None of the books are part of the curriculum. All parents have the right and ability, by school board policy, to prevent their own children from checking out books they find objectionable. Not a single parent of more than 1,500 students at FPC has asked for that capability, an indication that the book-banning mania in the county is, in fact, driven by only three people, and occasionally abetted by the occasional grandstanding current or former school board member.
Nevertheless, the challenges, the time investment, the mounting costs, continue, mostly at the expense of school faculty–the same faculty state law now officially mistrusts to make decisions that, for decades, faculty members and media specialists have been making, with little to no controversy: there’d been no more than one or two book challenges in Flagler schools in the past 20 years, and they’d been resolved at the school level, with the books preserved.
Then came the cut-and-paste challenges starting last year.
On Tuesday, the Flagler County School Board voted 3-2 to retain Sold, a book written from the perspective of a 13-year-old girl trafficked into sexual slavery, on the shelves at FPC and Matanzas High School. It was the first book challenge that was appealed all the way to the school board in the district’s history. Others are on the way, assuming the challenges don’t die at lower levels: while school-level and district-level committees tend to be more protective of books, hewing to state law’s definition of what is and what isn’t permissible in school libraries, the superintendent may (and has) decide to ban any challenged title that makes it to her desk, which would end the challenge at that point. Or else, as today, more titles would end up being removed under the “weeding” definition than as bans.
A Matanzas High School committee meets today at 3 p.m. to review John Green’s Looking for Alaska, next up on the challenge list. Then a joint Matanzas and FPC committee meets on April 17 to discuss Crank, another Ellen Hopkins novel, and one once significantly more popular than Tilt.
Donald J Trump says
The satanic, porno laced comic book some fools referred to as The Bible is the only book that should be banned. Once and for all get rid of this trash for the sake of mankind. Exposing youths and simple minded adults to this book is the primary reason for indoctrination and conversion of Republican, Conservative and Evangelist to a fatal sick mental condition.
Laurel says
I am so sick of these three morons, I cannot believe anyone gives them the time of day. More distractions.
JOE D says
But not just the time of day, but expenses in staff time (not all
of it VOLUNTEER ), and cost of materials, copying forms, costs of electricity for lighting extra meeting rooms for this ridiculousness ( all for a media circus)

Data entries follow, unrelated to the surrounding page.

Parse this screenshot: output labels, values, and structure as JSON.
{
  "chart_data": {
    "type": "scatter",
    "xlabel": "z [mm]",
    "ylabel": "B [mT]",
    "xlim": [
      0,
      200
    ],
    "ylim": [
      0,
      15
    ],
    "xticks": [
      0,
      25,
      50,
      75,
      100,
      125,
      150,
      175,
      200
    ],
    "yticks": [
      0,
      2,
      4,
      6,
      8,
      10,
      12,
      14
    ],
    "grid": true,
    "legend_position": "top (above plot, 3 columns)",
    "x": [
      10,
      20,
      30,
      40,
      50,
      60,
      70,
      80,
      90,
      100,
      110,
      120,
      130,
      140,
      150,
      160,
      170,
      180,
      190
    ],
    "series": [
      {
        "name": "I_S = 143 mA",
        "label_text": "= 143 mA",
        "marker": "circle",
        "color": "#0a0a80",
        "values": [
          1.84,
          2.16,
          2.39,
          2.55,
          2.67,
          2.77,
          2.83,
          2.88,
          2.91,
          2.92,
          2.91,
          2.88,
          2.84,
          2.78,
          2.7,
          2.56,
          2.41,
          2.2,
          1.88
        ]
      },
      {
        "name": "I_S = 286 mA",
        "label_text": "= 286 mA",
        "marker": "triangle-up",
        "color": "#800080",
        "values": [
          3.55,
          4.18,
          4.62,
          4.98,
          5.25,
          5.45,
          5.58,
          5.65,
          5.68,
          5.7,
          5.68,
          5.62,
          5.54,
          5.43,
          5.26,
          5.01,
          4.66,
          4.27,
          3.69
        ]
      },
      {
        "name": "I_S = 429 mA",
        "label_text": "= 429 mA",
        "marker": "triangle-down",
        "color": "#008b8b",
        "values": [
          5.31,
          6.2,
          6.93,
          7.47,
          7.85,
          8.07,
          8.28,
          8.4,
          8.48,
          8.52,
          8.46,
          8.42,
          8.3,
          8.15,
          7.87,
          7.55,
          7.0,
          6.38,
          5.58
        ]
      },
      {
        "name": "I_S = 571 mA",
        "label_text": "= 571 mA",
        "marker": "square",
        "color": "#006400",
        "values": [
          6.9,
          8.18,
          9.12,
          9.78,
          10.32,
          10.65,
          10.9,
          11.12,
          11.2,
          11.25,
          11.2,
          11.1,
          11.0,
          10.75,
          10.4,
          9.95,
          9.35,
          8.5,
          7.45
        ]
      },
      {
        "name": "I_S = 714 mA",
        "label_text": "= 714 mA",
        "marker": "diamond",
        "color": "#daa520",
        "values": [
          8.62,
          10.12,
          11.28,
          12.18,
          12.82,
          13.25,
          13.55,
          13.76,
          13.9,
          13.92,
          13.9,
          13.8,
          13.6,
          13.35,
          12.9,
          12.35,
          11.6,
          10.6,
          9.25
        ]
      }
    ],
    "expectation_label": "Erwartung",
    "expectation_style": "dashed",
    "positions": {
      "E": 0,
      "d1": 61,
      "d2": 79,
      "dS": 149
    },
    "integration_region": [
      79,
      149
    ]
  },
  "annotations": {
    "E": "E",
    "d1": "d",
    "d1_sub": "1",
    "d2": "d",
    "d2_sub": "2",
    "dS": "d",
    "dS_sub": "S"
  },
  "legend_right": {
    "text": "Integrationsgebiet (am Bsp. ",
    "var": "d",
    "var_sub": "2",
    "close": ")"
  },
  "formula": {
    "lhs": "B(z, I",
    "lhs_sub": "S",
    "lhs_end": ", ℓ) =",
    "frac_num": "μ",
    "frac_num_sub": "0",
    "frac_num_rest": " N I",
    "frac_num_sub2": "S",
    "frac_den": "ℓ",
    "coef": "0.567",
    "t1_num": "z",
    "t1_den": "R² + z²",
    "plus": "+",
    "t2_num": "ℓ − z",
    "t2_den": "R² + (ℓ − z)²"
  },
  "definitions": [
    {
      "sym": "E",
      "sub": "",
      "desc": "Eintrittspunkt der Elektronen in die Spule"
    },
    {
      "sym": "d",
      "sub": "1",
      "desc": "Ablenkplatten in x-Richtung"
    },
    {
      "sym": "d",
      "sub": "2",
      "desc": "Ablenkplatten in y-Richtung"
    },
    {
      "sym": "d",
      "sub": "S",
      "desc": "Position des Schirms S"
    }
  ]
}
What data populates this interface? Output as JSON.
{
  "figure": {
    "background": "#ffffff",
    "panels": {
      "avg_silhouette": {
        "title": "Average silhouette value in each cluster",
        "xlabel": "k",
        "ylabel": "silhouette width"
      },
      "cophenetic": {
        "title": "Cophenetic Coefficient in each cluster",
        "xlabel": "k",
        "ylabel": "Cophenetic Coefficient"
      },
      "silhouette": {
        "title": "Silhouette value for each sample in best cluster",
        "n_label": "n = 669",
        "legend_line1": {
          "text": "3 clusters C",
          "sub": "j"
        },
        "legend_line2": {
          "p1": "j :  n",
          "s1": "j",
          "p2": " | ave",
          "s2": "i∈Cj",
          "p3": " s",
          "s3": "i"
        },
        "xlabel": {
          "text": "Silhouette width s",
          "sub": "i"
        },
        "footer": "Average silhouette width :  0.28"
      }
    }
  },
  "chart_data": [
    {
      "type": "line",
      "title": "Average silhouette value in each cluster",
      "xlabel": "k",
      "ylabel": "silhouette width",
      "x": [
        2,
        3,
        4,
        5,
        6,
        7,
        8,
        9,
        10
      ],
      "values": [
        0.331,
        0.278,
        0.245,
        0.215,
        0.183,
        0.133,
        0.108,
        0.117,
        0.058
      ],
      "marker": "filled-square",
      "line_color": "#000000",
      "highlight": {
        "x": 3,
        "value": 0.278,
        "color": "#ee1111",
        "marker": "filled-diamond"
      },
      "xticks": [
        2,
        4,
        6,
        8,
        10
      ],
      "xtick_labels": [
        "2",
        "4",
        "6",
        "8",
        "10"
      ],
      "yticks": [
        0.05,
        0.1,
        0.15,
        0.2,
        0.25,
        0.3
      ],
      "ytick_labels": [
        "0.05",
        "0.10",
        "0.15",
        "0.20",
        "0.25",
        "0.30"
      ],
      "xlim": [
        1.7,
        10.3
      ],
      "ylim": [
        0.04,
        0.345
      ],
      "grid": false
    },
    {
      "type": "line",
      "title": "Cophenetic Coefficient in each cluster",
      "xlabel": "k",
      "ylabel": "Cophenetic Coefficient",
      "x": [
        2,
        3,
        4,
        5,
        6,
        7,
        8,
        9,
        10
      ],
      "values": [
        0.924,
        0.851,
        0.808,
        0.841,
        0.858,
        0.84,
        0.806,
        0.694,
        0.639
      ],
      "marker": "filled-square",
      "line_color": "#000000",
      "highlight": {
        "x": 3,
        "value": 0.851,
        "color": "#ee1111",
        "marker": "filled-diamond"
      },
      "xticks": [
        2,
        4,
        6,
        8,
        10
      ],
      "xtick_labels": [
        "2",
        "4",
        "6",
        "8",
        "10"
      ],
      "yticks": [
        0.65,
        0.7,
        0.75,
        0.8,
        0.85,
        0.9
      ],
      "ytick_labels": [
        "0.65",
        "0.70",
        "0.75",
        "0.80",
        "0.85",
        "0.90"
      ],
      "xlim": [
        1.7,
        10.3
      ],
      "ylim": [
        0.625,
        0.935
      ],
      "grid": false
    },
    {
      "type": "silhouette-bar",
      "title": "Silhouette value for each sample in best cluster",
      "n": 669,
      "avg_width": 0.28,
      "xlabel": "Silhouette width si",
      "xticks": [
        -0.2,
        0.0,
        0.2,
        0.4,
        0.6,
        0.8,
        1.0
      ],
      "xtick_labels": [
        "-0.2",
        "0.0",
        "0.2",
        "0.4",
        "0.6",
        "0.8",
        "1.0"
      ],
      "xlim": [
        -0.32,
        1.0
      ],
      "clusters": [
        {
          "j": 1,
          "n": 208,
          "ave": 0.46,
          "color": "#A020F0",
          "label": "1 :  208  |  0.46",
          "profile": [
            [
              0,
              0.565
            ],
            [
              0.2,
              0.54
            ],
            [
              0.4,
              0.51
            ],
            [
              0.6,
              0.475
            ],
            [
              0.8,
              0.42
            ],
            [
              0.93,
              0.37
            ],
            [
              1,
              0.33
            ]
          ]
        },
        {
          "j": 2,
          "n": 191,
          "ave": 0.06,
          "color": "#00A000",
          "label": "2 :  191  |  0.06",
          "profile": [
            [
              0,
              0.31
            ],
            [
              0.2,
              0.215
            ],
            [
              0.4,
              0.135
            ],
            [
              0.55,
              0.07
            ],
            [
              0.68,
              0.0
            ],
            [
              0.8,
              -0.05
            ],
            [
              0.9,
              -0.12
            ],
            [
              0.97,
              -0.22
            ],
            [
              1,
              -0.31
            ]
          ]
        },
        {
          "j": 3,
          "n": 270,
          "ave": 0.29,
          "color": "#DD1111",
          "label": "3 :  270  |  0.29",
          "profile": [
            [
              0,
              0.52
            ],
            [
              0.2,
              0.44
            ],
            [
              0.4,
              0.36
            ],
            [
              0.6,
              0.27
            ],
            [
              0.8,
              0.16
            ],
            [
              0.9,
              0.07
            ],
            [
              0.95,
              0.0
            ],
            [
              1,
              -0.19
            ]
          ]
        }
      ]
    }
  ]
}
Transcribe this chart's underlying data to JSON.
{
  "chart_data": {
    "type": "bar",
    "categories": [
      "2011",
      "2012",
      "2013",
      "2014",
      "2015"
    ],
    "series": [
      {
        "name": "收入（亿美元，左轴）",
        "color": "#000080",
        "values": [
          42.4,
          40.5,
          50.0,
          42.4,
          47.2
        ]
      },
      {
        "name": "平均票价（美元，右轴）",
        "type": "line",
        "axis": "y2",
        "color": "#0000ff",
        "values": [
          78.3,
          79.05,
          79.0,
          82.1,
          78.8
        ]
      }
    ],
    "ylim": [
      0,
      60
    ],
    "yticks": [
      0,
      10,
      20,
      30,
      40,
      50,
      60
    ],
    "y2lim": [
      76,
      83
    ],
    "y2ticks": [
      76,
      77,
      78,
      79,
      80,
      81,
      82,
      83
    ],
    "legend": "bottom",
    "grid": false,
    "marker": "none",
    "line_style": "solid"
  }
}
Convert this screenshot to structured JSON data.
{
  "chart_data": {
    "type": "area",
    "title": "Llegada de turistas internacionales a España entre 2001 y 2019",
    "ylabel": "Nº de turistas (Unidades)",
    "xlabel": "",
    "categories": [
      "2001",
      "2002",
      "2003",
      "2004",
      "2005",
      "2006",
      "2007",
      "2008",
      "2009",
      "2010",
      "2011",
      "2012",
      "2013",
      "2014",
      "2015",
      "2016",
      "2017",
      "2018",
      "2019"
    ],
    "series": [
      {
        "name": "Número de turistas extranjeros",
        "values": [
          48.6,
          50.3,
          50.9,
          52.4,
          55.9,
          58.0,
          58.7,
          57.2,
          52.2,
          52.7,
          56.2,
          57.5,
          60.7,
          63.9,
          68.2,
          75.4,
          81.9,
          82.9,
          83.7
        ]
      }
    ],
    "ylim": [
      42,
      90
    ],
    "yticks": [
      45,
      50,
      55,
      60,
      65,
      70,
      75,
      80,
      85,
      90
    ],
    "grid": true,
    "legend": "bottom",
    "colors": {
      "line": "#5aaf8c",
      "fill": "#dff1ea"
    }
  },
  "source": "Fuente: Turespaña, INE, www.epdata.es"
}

I said from the beginning of all this. Give out a list to parents, and let them indicate (if they care to) what books they want to restrict their children’s access !
Over, and Done! Not this “Dog and Pony show” that is as embarrassing to Florida’s national reputation as was Anita Bryant’s anti gay ranting back in the last century….I’m old enough to remember THAT insanity….funny that the new EXTREME conservative ranting are again coming from FLORIDA!
Pogo says
@Harper Valley, Fl BR549
Florida women make token sacrifice to appease local tin-pot god.
And so it goes.
Julie Straub says
The school district needs to evaluate and update their book challenge policy. They definitely need to add “have you read the book in its entirety.” If the answer is no, then you don’t consider the challenge. Too many people are taking the text of books out of context or jumping on the “book banning, book removal” band wagon by cutting and pasting from other states’ book challenges. I speak from experience as an elementary librarian for 28 years.